Hit our ‘Brilliant Books‘ tag and you’ll be confronted by an array of awesome reading. But one thing that struck me recently was that it’s almost all fiction. No big shock there I guess: we poor cave prisoners – I mean, OW, yes, all right, grateful guests – are all storytellers of one kind or another. Still, I think for my next couple of ‘Brilliant Books’ posts I’m going to go with some non-fiction…
Here’s Whoops! or Why Everyone Owes Everyone And No One Can Pay by John Lanchester. It’s a book about the current world financial crisis and what caused it, and it’s recently come out in paperback.

Are you wondering what I’m doing talking about book like this here, on a blog about books for young people? I’ll tell you: the greatest triumph of Whoops! is that – without over-simplifying the details of what can appear (deliberately I think) to be a forbiddingly complex subject – it’s a book that can be read and understood by anyone.
I’m serious: if you can read, you can read this book. In fact, you should. In the UK we’re about to experience the biggest cuts to public spending and services that have ever been attempted. If you want to know why that’s happening – why your school library can’t afford new books and your local public library is in danger of being closed, why you had to wait five hours in A&E before a doctor would see you when you broke your arm, why your family is worried about money – then read this book and you’ll find out.

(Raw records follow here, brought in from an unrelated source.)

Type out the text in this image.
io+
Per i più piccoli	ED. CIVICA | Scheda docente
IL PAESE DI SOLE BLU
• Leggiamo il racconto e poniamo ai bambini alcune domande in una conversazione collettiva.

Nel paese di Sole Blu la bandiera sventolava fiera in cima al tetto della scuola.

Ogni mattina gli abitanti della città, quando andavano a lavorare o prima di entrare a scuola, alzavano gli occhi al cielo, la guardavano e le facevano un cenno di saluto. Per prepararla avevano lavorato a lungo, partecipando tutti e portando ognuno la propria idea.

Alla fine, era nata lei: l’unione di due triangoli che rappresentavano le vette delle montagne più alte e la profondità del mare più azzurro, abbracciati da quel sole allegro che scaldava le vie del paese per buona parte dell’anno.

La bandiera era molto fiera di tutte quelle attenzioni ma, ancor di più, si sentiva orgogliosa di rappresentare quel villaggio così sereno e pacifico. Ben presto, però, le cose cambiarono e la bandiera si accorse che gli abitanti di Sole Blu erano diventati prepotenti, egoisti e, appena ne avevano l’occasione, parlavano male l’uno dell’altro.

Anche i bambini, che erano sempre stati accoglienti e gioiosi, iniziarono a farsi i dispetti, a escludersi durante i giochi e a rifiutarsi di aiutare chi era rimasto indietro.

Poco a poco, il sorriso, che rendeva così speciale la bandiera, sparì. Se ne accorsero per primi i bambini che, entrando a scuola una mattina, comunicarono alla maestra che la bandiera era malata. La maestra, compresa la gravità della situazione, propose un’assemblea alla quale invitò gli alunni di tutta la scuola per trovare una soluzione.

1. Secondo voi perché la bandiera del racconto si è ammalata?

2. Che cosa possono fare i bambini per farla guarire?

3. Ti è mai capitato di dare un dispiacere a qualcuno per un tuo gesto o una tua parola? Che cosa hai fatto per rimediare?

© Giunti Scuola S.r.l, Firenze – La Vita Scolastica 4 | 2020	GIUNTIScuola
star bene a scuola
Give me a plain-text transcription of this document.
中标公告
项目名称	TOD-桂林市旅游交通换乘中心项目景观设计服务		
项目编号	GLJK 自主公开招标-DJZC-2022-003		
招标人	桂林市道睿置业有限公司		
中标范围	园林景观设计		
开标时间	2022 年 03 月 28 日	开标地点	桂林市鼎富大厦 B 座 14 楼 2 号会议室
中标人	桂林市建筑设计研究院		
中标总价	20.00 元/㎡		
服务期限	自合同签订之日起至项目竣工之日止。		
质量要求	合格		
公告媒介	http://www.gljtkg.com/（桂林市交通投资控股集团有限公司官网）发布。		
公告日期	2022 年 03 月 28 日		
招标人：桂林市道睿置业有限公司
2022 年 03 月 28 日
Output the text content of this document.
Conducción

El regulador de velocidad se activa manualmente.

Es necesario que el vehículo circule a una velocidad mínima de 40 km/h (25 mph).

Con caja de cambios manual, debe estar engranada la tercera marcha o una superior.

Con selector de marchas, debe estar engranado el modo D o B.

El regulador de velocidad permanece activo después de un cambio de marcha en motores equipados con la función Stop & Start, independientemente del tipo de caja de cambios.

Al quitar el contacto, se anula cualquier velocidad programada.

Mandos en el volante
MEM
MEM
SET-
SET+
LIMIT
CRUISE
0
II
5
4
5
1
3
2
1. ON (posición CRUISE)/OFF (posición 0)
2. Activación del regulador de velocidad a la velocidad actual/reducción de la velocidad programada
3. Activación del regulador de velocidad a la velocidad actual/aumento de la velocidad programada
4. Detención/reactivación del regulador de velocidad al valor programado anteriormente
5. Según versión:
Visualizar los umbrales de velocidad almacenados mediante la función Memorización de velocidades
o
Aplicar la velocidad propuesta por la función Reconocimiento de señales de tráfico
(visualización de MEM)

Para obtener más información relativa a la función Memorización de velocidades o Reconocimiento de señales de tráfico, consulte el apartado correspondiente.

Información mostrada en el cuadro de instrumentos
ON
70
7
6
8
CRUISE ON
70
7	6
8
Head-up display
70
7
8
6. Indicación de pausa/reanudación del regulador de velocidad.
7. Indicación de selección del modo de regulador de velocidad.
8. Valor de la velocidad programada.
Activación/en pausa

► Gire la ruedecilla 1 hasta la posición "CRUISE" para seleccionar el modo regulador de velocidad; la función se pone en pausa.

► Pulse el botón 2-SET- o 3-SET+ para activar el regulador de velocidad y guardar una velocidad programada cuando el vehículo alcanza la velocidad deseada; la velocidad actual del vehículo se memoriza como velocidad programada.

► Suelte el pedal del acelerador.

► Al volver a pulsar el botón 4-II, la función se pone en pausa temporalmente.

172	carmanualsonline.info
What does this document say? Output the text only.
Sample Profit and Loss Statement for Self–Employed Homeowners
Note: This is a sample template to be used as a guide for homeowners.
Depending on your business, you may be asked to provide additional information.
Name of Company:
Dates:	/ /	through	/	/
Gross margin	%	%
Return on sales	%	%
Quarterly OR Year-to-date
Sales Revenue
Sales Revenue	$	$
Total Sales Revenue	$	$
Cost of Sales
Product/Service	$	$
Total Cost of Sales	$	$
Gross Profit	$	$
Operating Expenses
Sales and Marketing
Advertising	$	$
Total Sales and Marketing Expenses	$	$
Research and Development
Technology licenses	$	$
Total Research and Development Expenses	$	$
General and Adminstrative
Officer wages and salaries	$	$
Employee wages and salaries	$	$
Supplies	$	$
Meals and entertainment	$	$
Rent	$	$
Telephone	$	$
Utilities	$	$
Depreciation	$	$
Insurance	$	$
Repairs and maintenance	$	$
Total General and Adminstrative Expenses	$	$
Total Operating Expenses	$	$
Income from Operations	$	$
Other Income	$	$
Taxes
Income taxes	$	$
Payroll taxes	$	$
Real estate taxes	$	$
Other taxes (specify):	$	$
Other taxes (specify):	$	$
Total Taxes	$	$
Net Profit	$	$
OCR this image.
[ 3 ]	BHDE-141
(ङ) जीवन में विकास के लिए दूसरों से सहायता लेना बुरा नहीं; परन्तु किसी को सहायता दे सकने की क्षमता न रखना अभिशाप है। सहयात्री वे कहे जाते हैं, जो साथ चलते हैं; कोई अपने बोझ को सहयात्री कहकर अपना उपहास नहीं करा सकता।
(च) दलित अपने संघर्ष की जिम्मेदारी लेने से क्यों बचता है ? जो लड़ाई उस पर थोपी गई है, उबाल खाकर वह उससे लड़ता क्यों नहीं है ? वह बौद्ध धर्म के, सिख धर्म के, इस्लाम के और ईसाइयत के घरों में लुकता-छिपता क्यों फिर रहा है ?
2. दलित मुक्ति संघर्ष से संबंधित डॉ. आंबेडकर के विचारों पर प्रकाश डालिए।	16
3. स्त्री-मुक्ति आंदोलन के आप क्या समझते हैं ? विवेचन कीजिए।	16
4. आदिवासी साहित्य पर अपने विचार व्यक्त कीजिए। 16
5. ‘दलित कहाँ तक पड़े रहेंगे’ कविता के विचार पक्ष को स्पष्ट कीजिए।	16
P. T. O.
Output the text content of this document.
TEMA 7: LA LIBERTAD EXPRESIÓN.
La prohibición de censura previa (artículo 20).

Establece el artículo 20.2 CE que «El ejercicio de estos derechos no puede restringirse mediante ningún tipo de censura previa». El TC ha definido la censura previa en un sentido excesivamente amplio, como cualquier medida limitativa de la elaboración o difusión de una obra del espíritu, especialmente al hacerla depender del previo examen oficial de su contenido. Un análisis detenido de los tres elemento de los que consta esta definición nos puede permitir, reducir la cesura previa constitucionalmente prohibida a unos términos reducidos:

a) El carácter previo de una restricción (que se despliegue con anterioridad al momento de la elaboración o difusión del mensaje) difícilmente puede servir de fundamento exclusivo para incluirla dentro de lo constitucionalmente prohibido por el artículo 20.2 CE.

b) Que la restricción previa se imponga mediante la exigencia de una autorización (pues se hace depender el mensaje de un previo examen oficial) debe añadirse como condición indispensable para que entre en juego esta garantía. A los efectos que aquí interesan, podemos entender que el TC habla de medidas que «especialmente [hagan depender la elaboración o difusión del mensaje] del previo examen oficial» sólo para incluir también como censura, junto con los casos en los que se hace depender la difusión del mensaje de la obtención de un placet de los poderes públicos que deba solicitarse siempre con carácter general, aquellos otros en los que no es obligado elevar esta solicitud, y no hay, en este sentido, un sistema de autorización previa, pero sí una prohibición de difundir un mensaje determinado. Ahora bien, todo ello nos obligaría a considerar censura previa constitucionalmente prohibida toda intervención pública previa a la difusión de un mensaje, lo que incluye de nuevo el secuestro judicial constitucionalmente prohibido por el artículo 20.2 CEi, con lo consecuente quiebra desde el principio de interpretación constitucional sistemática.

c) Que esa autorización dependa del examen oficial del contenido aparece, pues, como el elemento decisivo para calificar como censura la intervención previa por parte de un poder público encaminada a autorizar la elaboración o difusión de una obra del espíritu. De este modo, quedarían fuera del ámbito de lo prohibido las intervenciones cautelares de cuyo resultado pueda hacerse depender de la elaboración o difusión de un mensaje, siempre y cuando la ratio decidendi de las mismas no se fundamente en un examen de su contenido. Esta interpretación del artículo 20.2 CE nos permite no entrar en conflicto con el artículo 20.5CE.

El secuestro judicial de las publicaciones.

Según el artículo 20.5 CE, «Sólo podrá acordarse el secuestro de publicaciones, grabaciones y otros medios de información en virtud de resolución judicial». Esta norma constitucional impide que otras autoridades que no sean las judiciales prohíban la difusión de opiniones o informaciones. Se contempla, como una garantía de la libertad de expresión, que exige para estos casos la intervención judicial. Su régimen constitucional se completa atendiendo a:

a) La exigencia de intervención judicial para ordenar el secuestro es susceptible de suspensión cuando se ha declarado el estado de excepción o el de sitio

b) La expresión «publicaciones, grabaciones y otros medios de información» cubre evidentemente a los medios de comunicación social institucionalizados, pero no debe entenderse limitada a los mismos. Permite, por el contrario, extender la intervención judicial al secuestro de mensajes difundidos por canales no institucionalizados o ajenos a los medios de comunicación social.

The only sense in which this book is difficult to read is that it may make you angry. Successive governments around the world have allowed all our lives to be lashed to the activities of a small group of people who don’t do or make or care about anything except recklessly chasing quick profit for themselves. Moreover, our politicians have recently failed once more to take any real steps to curb them, or stop the current crisis from happening again. It’s not a good feeling. But it’s an important truth, and the younger you are when you discover it, the sooner you can start thinking about how to do something about it.

This is one of the absolute best books I’ve read this year. The champagne bottle on its new cover is appropriate: the contents fizz with wit and verve and passion. I’d recommend Whoops! to everyone.